Mention this article, and receive a 10% discount on whitewater rafting in Panama. Many people following whitewater rafting in Panama know that the sport has been drastically changed by the development of several hydroelectric projects along Panama’s best whitewater rafting rivers. It seems that rafting companies in Panama are not alone in this fight. Outfitters in the small country of Nepal are also fighting for their existence as well.

The Bhote Koshi river originates in Tibet and slices through the mighty Himalayas, creating gorges as it flows into Nepal in a succession of World Class rapids. Long considered one of the best rivers in the world for whitewater rafting, the Bhote Koshi attracts thrill-seekers from all corners of the Earth. A surge in tourism since the end of a 10-year civil war in 2006 has made rafting a lucrative industry and an important contributor to tourism in the poor east Asian country. Unfortunately, many sections of Nepal’s best rivers could affected as the central government plans a large expansion in hydro power in the face of power shortages that can last up to sixteen hours a day.

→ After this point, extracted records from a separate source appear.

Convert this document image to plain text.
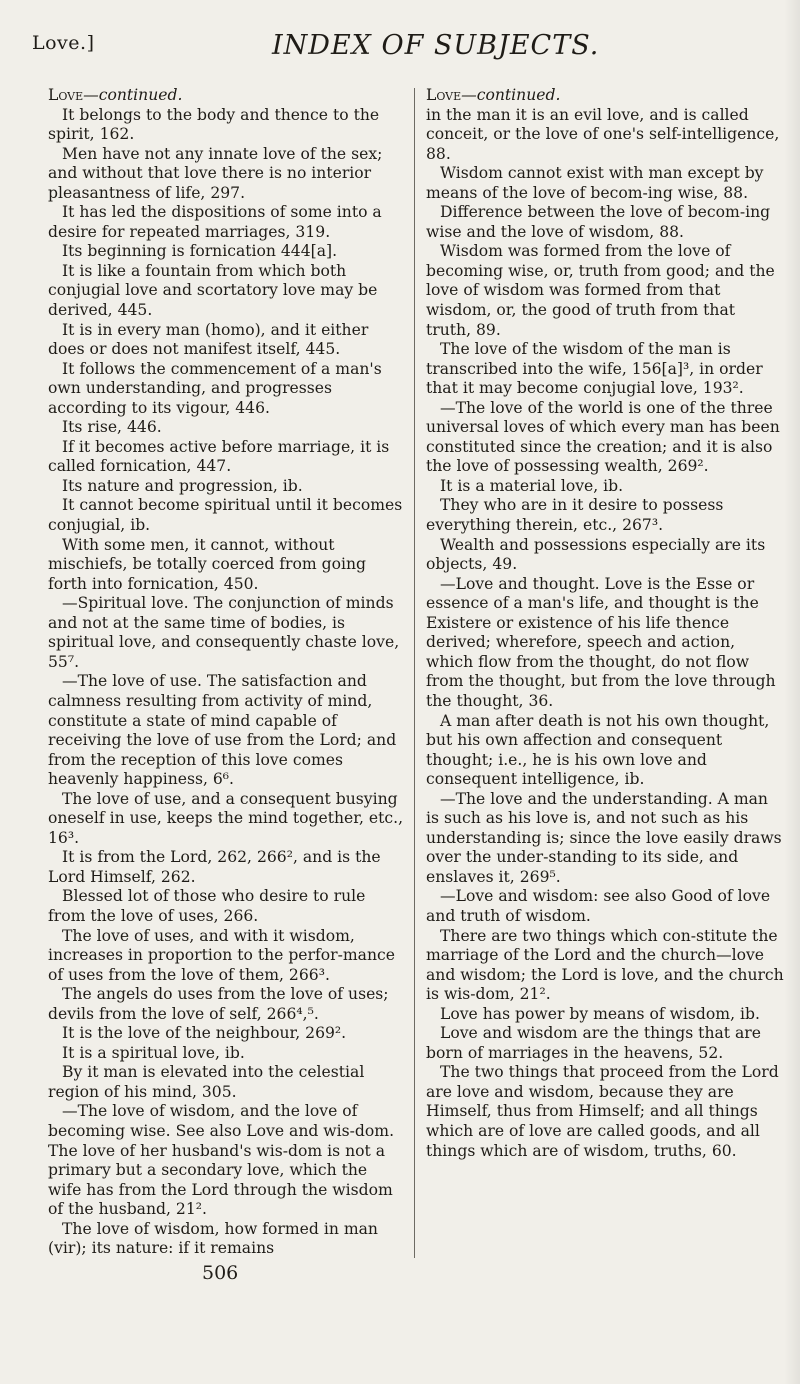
Love.]	INDEX OF SUBJECTS.

Love—continued.

It belongs to the body and thence to the spirit, 162.

Men have not any innate love of the sex; and without that love there is no interior pleasantness of life, 297.

It has led the dispositions of some into a desire for repeated marriages, 319.

Its beginning is fornication 444[a].

It is like a fountain from which both conjugial love and scortatory love may be derived, 445.

It is in every man (homo), and it either does or does not manifest itself, 445.

It follows the commencement of a man's own understanding, and progresses according to its vigour, 446.

Its rise, 446.

If it becomes active before marriage, it is called fornication, 447.

Its nature and progression, ib.

It cannot become spiritual until it becomes conjugial, ib.

With some men, it cannot, without mischiefs, be totally coerced from going forth into fornication, 450.

—Spiritual love. The conjunction of minds and not at the same time of bodies, is spiritual love, and consequently chaste love, 55⁷.

—The love of use. The satisfaction and calmness resulting from activity of mind, constitute a state of mind capable of receiving the love of use from the Lord; and from the reception of this love comes heavenly happiness, 6⁶.

The love of use, and a consequent busying oneself in use, keeps the mind together, etc., 16³.

It is from the Lord, 262, 266², and is the Lord Himself, 262.

Blessed lot of those who desire to rule from the love of uses, 266.

The love of uses, and with it wisdom, increases in proportion to the perfor-mance of uses from the love of them, 266³.

The angels do uses from the love of uses; devils from the love of self, 266⁴,⁵.

It is the love of the neighbour, 269².

It is a spiritual love, ib.

By it man is elevated into the celestial region of his mind, 305.

—The love of wisdom, and the love of becoming wise. See also Love and wis-dom. The love of her husband's wis-dom is not a primary but a secondary love, which the wife has from the Lord through the wisdom of the husband, 21².

The love of wisdom, how formed in man (vir); its nature: if it remains

Love—continued.

in the man it is an evil love, and is called conceit, or the love of one's self-intelligence, 88.

Wisdom cannot exist with man except by means of the love of becom-ing wise, 88.

Difference between the love of becom-ing wise and the love of wisdom, 88.

Wisdom was formed from the love of becoming wise, or, truth from good; and the love of wisdom was formed from that wisdom, or, the good of truth from that truth, 89.

The love of the wisdom of the man is transcribed into the wife, 156[a]³, in order that it may become conjugial love, 193².

—The love of the world is one of the three universal loves of which every man has been constituted since the creation; and it is also the love of possessing wealth, 269².

It is a material love, ib.

They who are in it desire to possess everything therein, etc., 267³.

Wealth and possessions especially are its objects, 49.

—Love and thought. Love is the Esse or essence of a man's life, and thought is the Existere or existence of his life thence derived; wherefore, speech and action, which flow from the thought, do not flow from the thought, but from the love through the thought, 36.

A man after death is not his own thought, but his own affection and consequent thought; i.e., he is his own love and consequent intelligence, ib.

—The love and the understanding. A man is such as his love is, and not such as his understanding is; since the love easily draws over the under-standing to its side, and enslaves it, 269⁵.

—Love and wisdom: see also Good of love and truth of wisdom.

There are two things which con-stitute the marriage of the Lord and the church—love and wisdom; the Lord is love, and the church is wis-dom, 21².

Love has power by means of wisdom, ib.

Love and wisdom are the things that are born of marriages in the heavens, 52.

The two things that proceed from the Lord are love and wisdom, because they are Himself, thus from Himself; and all things which are of love are called goods, and all things which are of wisdom, truths, 60.

506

Experts in the field of hydro-electric power generation say Nepal’s mountain rivers could be generating 83,000 megawatts of power, which doesn’t seem like much until one considers that the nation currently generates less than 700 megawatts. This major shortage in power has virtually crippled industry and dissuaded foreign investment, highlighted by the fact that vital infrastructure development ground to a halt following the Maoist insurgency that began in 1996.

Currently, Nepal has 23 hydro-power plants and 36 have been approved for construction or are already being built. One large plant currently under construction on the Bhote Koshi river will ultimately choke the fast flow of water for rafters. Many of the World’s best rafters and kayakers have expressed horror at the threat to their sport.

5 major resorts and 21 rafting companies are now operating along the banks of the Bhote Koshi and more than 100,000 tourists a year raft the river and hundreds of jobs are provided by these companies and resorts. Business leaders have asked the government consider the rafting industry when planning locations for hydro-power projects, but the hydroelectric industry insists power generation should take priority over tourism. The company behind the Bhote Koshi project claims it would lose nearly half of its capacity and all its profits if they were to construct the dams further away from rafting hotspots.

Whitewater rafting was initiated in Nepal in the mid 70s and was quickly embraced by tourism businesses who now offer vacation packages for up to 12 days in length. A large Indian developer is building a 900 megawatt hydro plant which many believe will severely curtail rafting on the Karnali, reducing its appeal to foreign tourists who may go elsewhere in search of rafting vacations.

How important is rafting to the economy in Nepal? Tourism contributes more than $1 billion to the economy and rafting attracts more than 20 percent of foreign tourists, counted at nearly 720,000 in 2011.